Tras un breve silencio, continúa su relato. "Entré por primera vez al penal en 1969. Fue en Maranguita cuando tenía 16 años. Por una bronca, le rompí el hocico a un fulano. Luego, me internaron en el Larco Herrera, me volví a escapar y me fui a vivir a Mendocita en La Victoria. Allí anduve con mi compadre el Loco Jano, el Loco Malambito. Aprendí el mundo del hampa, a agarrar chaveta, a bronquearme y a drogarme. A los doctores del Larco Herrera les robaba heroína, morfina. Luego le entré al LSD, marihuana y pasta. Un día, cuando salí de prisión todo duro me encomendé a Dios y le dije: Si realmente existes, quítame este vicio, mira que tengo una hija. Nunca más volví a drogarme". Quizás por eso, el Todopoderoso es un personaje frecuente en su trabajo.

Su historia retumba en las paredes. La oyen, ahora, los turistas, los visitantes de la muestra, los jóvenes de Bellas Artes. Lo rodean, algunos la comentan. Otros negocian su obra, la que asegura, como la biblia, puede romper el corazón pues "la palabra de Dios penetra más que dos espadas hasta los tuétanos y discierne los pensamientos y corazón".

LU.CU.MA usa dos relojes, como buen "bandido", afirma. Vive en Iquitos, tiene 55 años y se dice fuerte y poderoso. Asegura le gusta la chicha, paraba en la carpa Grau y anduvo por el Cerro San Cosme, desde allí nació el apelativo Chacalón, por su parecido físico.
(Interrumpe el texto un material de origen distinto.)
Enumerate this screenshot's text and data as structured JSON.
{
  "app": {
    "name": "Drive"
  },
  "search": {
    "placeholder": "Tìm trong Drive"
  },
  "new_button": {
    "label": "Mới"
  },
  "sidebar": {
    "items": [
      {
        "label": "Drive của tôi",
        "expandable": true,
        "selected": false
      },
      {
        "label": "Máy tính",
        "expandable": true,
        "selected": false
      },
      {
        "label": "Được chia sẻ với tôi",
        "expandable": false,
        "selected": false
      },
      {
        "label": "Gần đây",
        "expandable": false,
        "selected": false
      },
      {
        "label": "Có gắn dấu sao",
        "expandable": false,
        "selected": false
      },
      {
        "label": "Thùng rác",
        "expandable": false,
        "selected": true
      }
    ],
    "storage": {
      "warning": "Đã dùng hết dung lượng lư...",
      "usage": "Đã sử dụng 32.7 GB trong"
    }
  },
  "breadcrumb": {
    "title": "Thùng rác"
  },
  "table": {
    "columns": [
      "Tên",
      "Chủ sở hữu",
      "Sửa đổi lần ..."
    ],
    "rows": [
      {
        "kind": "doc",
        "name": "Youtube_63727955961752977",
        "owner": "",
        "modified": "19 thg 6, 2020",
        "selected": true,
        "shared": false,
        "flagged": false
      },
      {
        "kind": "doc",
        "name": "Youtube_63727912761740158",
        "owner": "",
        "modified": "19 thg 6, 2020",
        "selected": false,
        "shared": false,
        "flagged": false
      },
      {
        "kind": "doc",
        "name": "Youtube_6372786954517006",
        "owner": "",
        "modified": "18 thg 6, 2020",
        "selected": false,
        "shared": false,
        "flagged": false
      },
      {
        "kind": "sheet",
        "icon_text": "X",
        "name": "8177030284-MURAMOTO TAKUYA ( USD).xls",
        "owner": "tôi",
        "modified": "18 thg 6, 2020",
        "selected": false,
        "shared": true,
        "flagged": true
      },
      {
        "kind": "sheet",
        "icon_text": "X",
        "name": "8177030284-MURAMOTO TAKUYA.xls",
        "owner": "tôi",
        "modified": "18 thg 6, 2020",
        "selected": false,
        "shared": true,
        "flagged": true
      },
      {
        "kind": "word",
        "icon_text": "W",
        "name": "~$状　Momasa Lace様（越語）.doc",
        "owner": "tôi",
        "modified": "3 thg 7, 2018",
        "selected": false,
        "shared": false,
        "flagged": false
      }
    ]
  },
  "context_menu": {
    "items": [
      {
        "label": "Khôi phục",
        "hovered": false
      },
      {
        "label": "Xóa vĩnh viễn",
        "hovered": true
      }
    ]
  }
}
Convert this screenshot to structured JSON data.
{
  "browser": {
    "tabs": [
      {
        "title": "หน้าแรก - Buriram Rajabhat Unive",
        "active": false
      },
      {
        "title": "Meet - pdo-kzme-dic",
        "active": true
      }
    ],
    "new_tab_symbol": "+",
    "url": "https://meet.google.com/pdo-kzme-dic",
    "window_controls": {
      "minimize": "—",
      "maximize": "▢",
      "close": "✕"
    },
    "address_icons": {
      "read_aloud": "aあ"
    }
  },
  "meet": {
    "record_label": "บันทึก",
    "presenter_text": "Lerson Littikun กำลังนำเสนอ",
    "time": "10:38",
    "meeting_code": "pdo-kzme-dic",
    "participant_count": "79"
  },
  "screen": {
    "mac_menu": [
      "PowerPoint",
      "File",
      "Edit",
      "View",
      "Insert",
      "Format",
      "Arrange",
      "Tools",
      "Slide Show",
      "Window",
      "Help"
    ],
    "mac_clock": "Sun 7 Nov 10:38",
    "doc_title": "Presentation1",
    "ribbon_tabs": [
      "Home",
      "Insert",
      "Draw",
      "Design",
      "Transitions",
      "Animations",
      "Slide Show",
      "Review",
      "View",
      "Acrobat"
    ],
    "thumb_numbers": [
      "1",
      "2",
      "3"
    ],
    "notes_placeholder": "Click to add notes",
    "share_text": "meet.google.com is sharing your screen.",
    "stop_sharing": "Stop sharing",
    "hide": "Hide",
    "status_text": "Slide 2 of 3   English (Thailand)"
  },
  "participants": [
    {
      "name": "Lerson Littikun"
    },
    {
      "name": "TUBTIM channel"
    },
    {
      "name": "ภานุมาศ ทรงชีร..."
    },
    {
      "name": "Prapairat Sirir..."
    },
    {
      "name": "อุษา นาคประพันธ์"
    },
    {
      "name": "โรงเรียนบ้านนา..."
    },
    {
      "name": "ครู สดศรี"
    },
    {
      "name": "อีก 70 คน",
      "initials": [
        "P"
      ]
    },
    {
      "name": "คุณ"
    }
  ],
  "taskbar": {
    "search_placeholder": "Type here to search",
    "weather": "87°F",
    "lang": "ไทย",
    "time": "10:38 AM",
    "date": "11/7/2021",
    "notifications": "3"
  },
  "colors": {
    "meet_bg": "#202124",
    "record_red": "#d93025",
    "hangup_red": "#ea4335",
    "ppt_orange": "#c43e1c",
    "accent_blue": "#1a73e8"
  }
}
Entre quienes lo ayudaron en el mundo del arte estuvieron Gustavo Buntix, Christian Bendayan e incluso –afirma que pese a las maleteadas iniciales– la misma Magaly Medina le tiene respeto.

De los penales
En sus obras también se retratan diversos personajes. Todos marginados. Tampoco están fuera la política, la corrupción, la deslealtad, el terrorismo, los íconos populares: Sarita Colonia, lo "cholo", las armas, la sangre. "Siempre uso sangre", detalla.
Para sus cuadros usa esmalte sintético, por lo que un cuadro suyo puede durar años. Recuerda –a cada rato– que no tiene plata, que nació en la pobreza pero que saldrá de ella por su arte, pese a que acepte que sea difícil por sus chuzos y tatuajes.

Y es que LU.CU.MA, este ex tísico, tuberculoso y de pulmones destrozados, no se anda con vainas. Ya piensa volver a Iquitos el mes próximo, allí, donde nadie lo jode. Ahora nos dice que ‘nos arranquemos’, que ya se cansó, que tiene que ir a vender unos cuadros. Otra vez nos insiste con el sencillo. Le repetimos ¡Aguja! Parece entender. De cargoso le mencionamos la palabra reincidencia, y él responde: Nooo, desde que salí de la cárcel ya no hago cojudeces. Solo pinto.